Is the "bias" the chapter describes from assuming the expectation is something it's not? The relevant examples for the conditioned-on-positive (COP) expectation really can change under treatment, which is a valid part of estimating the effect of the treatment. I think the chapter must be warning against some wrong use or interpretation of the COP expectation? Perhaps using it in place of E[Y|T], which would just be wrong? But I can't find where the chapter is specific about what the wrong procedure is. Instead, the whole approach is deemed flawed.

The two-step approach (also known as a hurdle model) is a natural and sensible model for data with a spike at zero. There's no point adding the complication for the toy example below (it's not wrong, it just makes no difference), but where we need to control for other variables, the added structure of the two-step approach often leads to a parametric model that fits real-world data better.

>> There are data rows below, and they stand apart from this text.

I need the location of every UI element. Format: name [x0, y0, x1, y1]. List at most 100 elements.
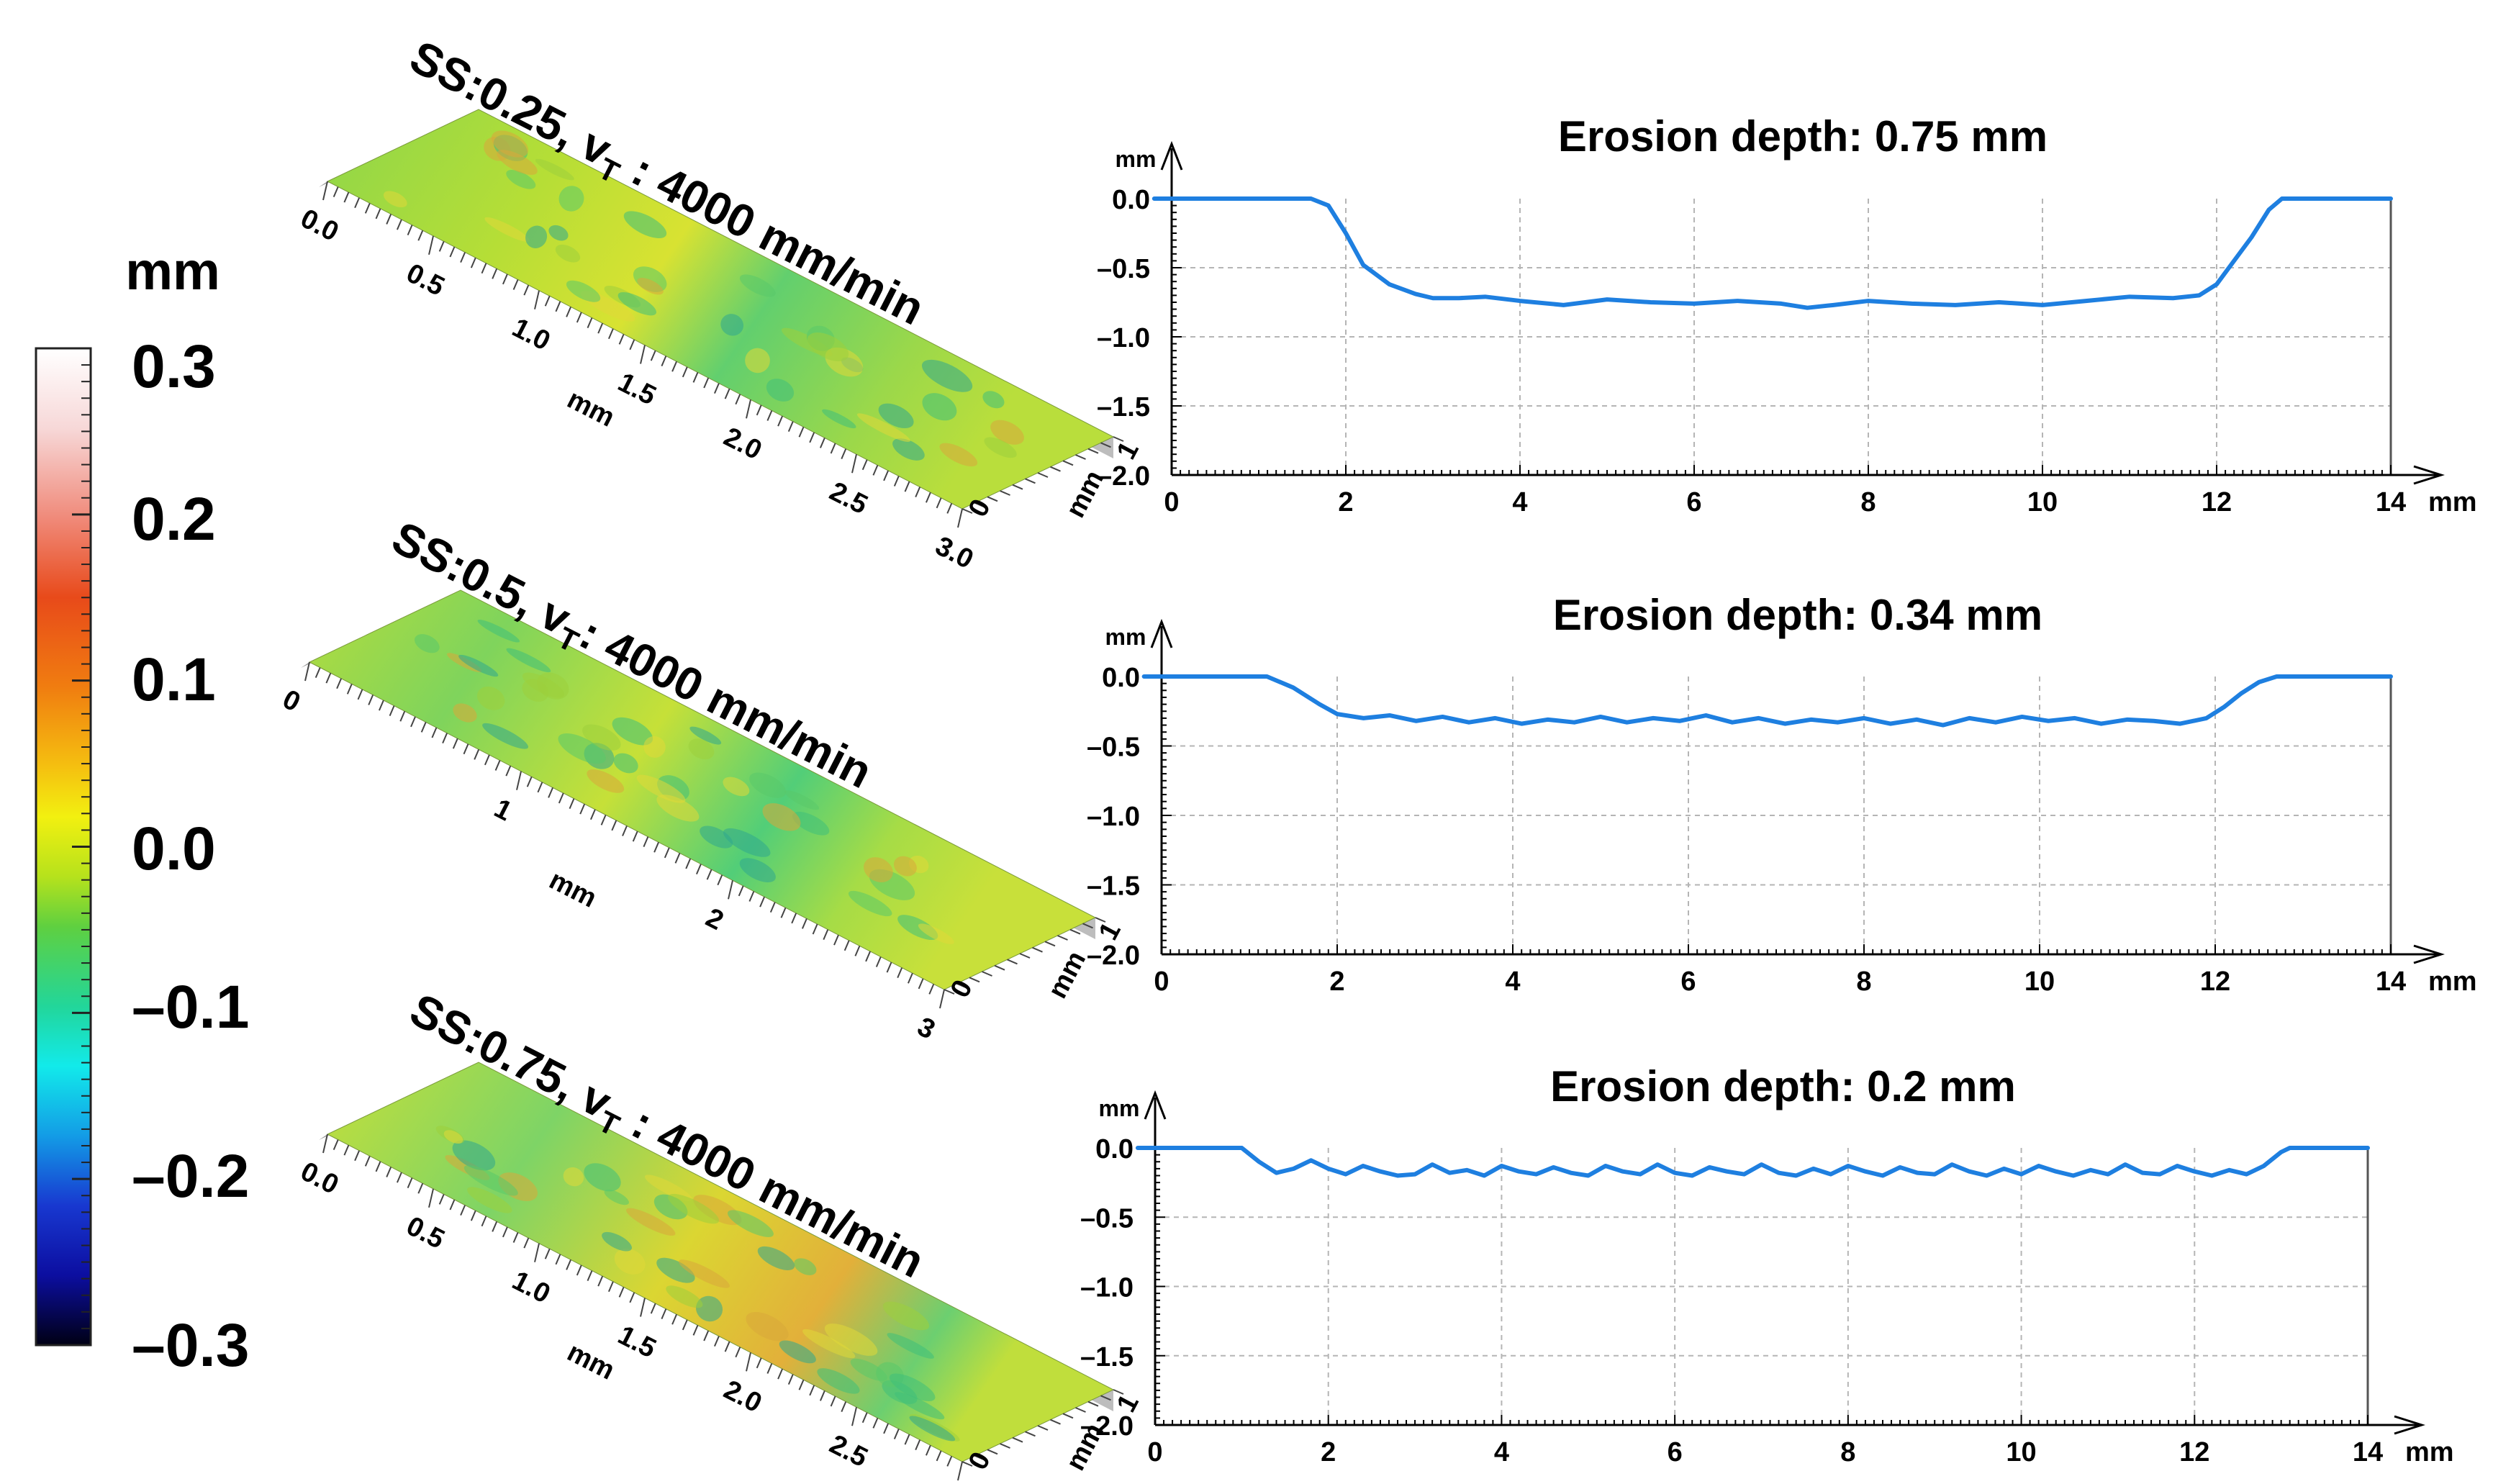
surface-texture-blob	[548, 225, 569, 241]
surface-x-tick	[396, 219, 402, 230]
surface-texture-blob	[668, 1193, 720, 1224]
surface-x-tick	[597, 1275, 604, 1287]
profile-line	[1135, 1146, 2370, 1178]
surface-x-tick	[449, 1199, 456, 1211]
surface-x-tick	[336, 678, 343, 689]
surface-texture-blob	[555, 244, 581, 263]
surface-x-tick	[653, 841, 660, 853]
colorbar-label: 0.1	[132, 646, 216, 713]
surface-x-tick	[819, 438, 825, 448]
surface-x-tick	[566, 1259, 572, 1270]
surface-x-tick	[883, 470, 890, 481]
surface-x-tick	[643, 836, 649, 848]
chart-title: Erosion depth: 0.2 mm	[1550, 1062, 2016, 1110]
surface-x-tick	[576, 1264, 582, 1276]
surface-x-tick	[787, 1374, 794, 1385]
surface-x-tick	[724, 388, 730, 399]
surface-texture-blob	[848, 890, 892, 917]
surface-texture-blob	[695, 1295, 723, 1322]
surface-x-tick	[936, 1450, 942, 1462]
surface-x-tick	[442, 733, 448, 743]
x-axis-label: mm	[2405, 1437, 2454, 1467]
surface-texture-blob	[558, 733, 606, 764]
y-axis-arrow	[1144, 1090, 1167, 1120]
surface-texture-blob	[887, 1333, 934, 1359]
surface-x-tick	[851, 1406, 857, 1426]
surface-x-tick	[566, 307, 572, 317]
surface-y-tick	[969, 977, 980, 983]
surface-x-tick	[777, 415, 784, 427]
colorbar-label: –0.2	[132, 1142, 250, 1210]
x-tick-label: 14	[2353, 1437, 2383, 1467]
surface-texture-blob	[458, 654, 499, 677]
surface-texture-blob	[982, 391, 1005, 409]
surface-x-tick	[915, 1439, 921, 1451]
surface-texture-blob	[604, 1189, 629, 1205]
surface-x-tick	[375, 208, 381, 220]
y-tick-label: 0.0	[1102, 663, 1140, 693]
surface-x-tick-label: 0	[278, 684, 305, 718]
colorbar-unit: mm	[125, 241, 220, 301]
surface-y-tick	[974, 502, 985, 508]
surface-x-tick	[428, 235, 434, 255]
surface-x-tick	[801, 918, 807, 929]
colorbar-label: –0.1	[132, 973, 250, 1041]
surface-x-tick	[671, 361, 678, 372]
y-axis-arrow	[1160, 140, 1183, 171]
surface-x-tick-label: 1.0	[507, 312, 555, 356]
surface-x-tick	[481, 263, 487, 274]
surface-x-tick	[946, 1456, 953, 1467]
surface-x-tick	[957, 1461, 963, 1481]
surface-x-tick	[607, 1281, 614, 1293]
surface-x-tick	[558, 792, 564, 804]
surface-texture-blob	[453, 703, 477, 723]
surface-texture-blob	[882, 1301, 930, 1331]
chart-title: Erosion depth: 0.34 mm	[1553, 591, 2042, 639]
surface-x-tick	[629, 1292, 635, 1303]
surface-y-tick	[1062, 460, 1074, 466]
surface-y-tick	[1062, 1413, 1074, 1419]
colorbar-label: –0.3	[132, 1311, 250, 1379]
surface-x-tick	[494, 760, 501, 771]
surface-y-tick	[1069, 928, 1081, 935]
surface-texture-blob	[497, 150, 538, 176]
surface-x-tick	[661, 1308, 667, 1320]
y-tick-label: –1.0	[1080, 1273, 1134, 1303]
surface-x-tick	[664, 847, 670, 859]
surface-x-tick	[812, 923, 818, 935]
surface-x-tick	[640, 1298, 646, 1317]
surface-y-tick	[1025, 1431, 1036, 1437]
surface-texture-blob	[918, 923, 954, 944]
surface-x-tick	[354, 1150, 361, 1162]
surface-x-tick	[534, 290, 540, 309]
surface-x-tick	[883, 1423, 890, 1434]
surface-x-tick	[875, 956, 882, 967]
surface-x-axis-label: mm	[562, 1337, 619, 1386]
surface-x-tick	[399, 710, 406, 722]
surface-y-tick	[1000, 490, 1010, 496]
surface-texture-blob	[644, 1175, 692, 1201]
surface-y-tick	[1075, 1407, 1086, 1413]
surface-texture-blob	[484, 217, 530, 242]
surface-x-tick-label: 0.5	[402, 1211, 449, 1254]
x-tick-label: 0	[1147, 1437, 1162, 1467]
x-axis-arrow	[2413, 944, 2445, 964]
surface-x-tick	[304, 661, 310, 682]
y-tick-label: 0.0	[1112, 185, 1150, 215]
colorbar-label: 0.3	[132, 332, 216, 400]
surface-x-tick	[449, 246, 456, 258]
x-tick-label: 6	[1668, 1437, 1683, 1467]
surface-texture-blob	[892, 438, 925, 461]
surface-x-tick	[939, 989, 945, 1009]
surface-y-tick	[1050, 466, 1061, 472]
x-tick-label: 8	[1856, 967, 1871, 997]
surface-x-tick	[904, 1434, 910, 1445]
surface-texture-blob	[582, 724, 621, 751]
surface-y-tick	[987, 496, 998, 502]
surface-y-tick	[1032, 946, 1043, 953]
surface-x-tick	[600, 814, 607, 825]
surface-texture-blob	[739, 274, 776, 297]
surface-x-tick	[325, 672, 332, 684]
surface-texture-blob	[558, 186, 584, 212]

I don't think "Data Scientists" are ignorant for using this style of model!

If there really is a reason to avoid this modelling approach "like the plague", I'd love to understand it, but I think the chapter needs to be more specific about its claims.

import numpy as np

N = 1000

# Unobserved property for each individual:
rich = np.random.rand(N) < 0.3

# Random assignment of treatments, independent of "rich":
treated = np.random.rand(N) < 0.2

# Create model params for each example, depending on whether in control or treated.
# Can interact with latent variable "rich".
gparam_1 = 5 + 2*rich + 3*treated + rich*treated
gparam_2 = 50 + 10*rich + 20*treated + 5*rich*treated
hurdle_probs = 0.6 + 0.2*treated
#hurdle_probs = rich | treated # would work fine too

# Simulate data
mask = np.random.rand(N) < hurdle_probs
Y = mask * np.random.gamma(gparam_1, gparam_2, N)

# Straightforward estimate of Average Treatment Effect (ATE)
ATE1 = Y[treated].mean() - Y[~treated].mean()
print(ATE1)

# Two part estimates, only depend on observed data, and known treatment labels:
p0 = (Y[~treated] > 0).mean()
p1 = (Y[treated] > 0).mean()
cop0 = (Y[~treated & (Y > 0)]).mean()
cop1 = (Y[treated & (Y > 0)]).mean()

# Estimate of ATE using the 2-part estimates:
ATE2 = p1*cop1 - p0*cop0
print(ATE2) # the same as before
matheusfacure commented 2 years ago

You are correct. This part needs some rewriting because its is very confusing. What I meant there was that doing p1 (cop1-cop2) was the problem. This is more common than you might think as ppl expect that the effect of the treatment will be the effect on those that converted (cop) times the conversion rate. This will NOT recover the effect on the converted, which is what ppl think

imurray commented 2 years ago

Thanks for the reply, and confirming what was intended.

I can believe some people forget that that the "conversion probability" p changes. It is strange in the context of marketing though (there example given), where in some businesses a large part of the treatment effect is to get people to buy something at all, rather than pushing existing customers towards a more expensive item. For a company that only had one service at a fixed price, the entire treatment effect of marketing would be in the conversion probability.

dvanlunen commented 1 year ago

+1 someone referenced this to me and I did the same simulation exercise to show there is no bias.

But I should say, I love your book because it's extremely clear!

kane9530 commented 12 months ago

Thanks @matheusfacure for the marvellous book, I have been enjoying the readings!

I am struggling to understand the "Bad COP" part of this chapter, and still remain rather confused after reading this issue. Am hoping to gain some clarity here.

Specifically, I have trouble digesting the idea that, even if the hurdle model approach of partitioning the expectation into a participation component + COP component is mathematically sound, nevertheless there is an issue with its use in causal estimation pertaining to a selection bias issue.

@imurray seems to have shown that there is nothing wrong with the hurdle model, in the final part of the python code, where ATE1=ATE2, and ATE2 is computed I believe using

Screenshot 2023-09-15 at 4 10 31 PM

My current understanding is that the problem seems to arise from the wrong use of expectation / probability when computing ATE2 in the hurdle model, rather than the issue with the hurdle model per se. Why is the wrong formula typically used?